A very popular Chilean recipe, picarones with chancaca are an ideal dessert for winter days, to enjoy at any time, replenishing, sweet and warm while sharing with family.
Contents
How to make Chilean picarones?
Chilean picarones are a traditional recipe of sweet fried dough, which is then bathed in a delicious chancaca syrup flavored with orange peel, cinnamon, and cloves.
Nutritional Information
Category: Desserts
Cuisine: Chilean
Calories: 400
Preparation: 45 minutes
Cooking: 60 minutes
Servings: 4 people
Homemade Chilean Picarones Recipe
Ingredients
1. Picarones dough
- 500 g flour
- 250 g ground pumpkin
- 200 ml milk
- 6 tablespoons sugar
- 2 teaspoons baking powder
- 2 teaspoons lemon zest
- Vegetable oil for frying
- Powdered sugar
2. Chancaca syrup
- 500 g chopped chancaca
- 200 g sugar
- 2 teaspoons cornstarch
- 2 pieces of orange peel
- 1 cinnamon stick
- 1 clove
- 1 liter of water
Instructions
- In a large bowl, add the cooked and mashed pumpkin, sift the flour and baking powder, add the lemon zest, sugar, and milk, mix and incorporate all the ingredients until a semi-liquid and homogeneous dough is formed.
- In a large pot or deep frying pan, add enough oil and heat to 160°C (320°F).
- Moisten your hands and take a little of the pumpkin mixture, kneading gently and giving the picarones a donut-shaped round, incorporating more flour if necessary.
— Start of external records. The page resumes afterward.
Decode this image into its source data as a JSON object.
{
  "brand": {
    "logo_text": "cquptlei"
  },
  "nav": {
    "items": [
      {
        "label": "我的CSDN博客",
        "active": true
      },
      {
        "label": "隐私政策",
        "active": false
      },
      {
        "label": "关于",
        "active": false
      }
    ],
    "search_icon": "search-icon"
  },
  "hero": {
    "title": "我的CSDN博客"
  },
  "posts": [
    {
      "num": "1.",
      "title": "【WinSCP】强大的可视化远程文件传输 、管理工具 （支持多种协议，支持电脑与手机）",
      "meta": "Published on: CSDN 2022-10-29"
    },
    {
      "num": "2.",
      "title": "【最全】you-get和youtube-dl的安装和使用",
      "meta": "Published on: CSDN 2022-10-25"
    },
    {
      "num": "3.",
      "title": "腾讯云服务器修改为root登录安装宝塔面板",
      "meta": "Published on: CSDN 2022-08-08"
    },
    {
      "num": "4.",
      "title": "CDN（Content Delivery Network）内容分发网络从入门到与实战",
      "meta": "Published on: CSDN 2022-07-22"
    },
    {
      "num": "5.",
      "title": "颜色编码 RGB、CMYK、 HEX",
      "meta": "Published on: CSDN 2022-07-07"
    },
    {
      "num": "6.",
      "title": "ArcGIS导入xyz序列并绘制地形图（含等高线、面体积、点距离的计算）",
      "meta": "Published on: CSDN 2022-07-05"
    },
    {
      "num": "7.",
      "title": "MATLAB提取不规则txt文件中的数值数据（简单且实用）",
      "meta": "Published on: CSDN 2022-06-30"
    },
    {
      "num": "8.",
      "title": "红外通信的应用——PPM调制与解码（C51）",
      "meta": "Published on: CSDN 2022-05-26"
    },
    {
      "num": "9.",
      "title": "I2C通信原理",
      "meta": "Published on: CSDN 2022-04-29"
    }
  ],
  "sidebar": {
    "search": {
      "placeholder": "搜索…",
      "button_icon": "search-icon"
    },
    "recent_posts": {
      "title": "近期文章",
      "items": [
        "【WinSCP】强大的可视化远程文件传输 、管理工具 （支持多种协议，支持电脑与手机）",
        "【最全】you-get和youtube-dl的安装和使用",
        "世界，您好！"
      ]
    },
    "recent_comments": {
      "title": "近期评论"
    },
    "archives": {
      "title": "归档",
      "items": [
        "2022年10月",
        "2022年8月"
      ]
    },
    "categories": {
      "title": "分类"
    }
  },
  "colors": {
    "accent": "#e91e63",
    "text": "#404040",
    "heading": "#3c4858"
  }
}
There are also molds with the desired shape that can be used without problems.
- Once the picarones are formed, carefully place them in the hot oil without overlapping and fry for a few minutes until golden on both sides. Drain on absorbent paper and reserve warm.
- In a medium pot, add the water, crumbled chancaca, sugar, cinnamon, cloves, orange peel, boil over medium heat and constantly stir until the ingredients are dissolved and integrated.
- Finally, add the cornstarch dissolved in a little water and keep cooking over low heat until slightly thickened.
- Serve the picarones immediately, hot, bathed in chancaca syrup and/or sprinkled with powdered sugar.
What is chancaca?
Chancaca, also known as panela, rapadura, or piloncillo among other terms, is a typical sweet of South American and Asian gastronomy, made from the broth, syrup, or unrefined juice of sugarcane.
History of picarones
Picarones are a preparation resulting from the influence of Spanish cuisine associated with buñuelos, on a base dough with sweet potato and squash from Inca cuisine, a hybrid that incorporated wheat flour and sugar from Europeans, the technique of fried cooking, and its classic donut shape.
This preparation was passed down from generation to generation, especially among the Afro-descendant family cooks in Peru in Lima, and then spread during the Colonial era to other countries such as Bolivia (known as Bolivian buñuelos) and Chile, where it was adapted and evolved based on local ingredients
Chilean picarones
The oldest record of picarones in Chile was recorded by composer and politician José Zapiola Cortés, who described in his memoirs “Recuerdos de treinta años (1810-1840)” that during the administration of Governor Francisco Antonio García Carrasco, picarones were one of the typical foods sold in the Santiago de Chile’s Plaza de Armas.
The Plaza de Armas was not paved. The Plaza de Abasto, a filthy shed, especially in the winter, was on the eastern side. The rest of the square, up to the fountain, which occupied the same place as now, but from where the “rollo,” its inseparable companion, has migrated more than thirty years ago; the rest of the square, we say, was occupied by sellers of mote, picarones, huesillos, etc., etc., and by the horses of the butchers (sic).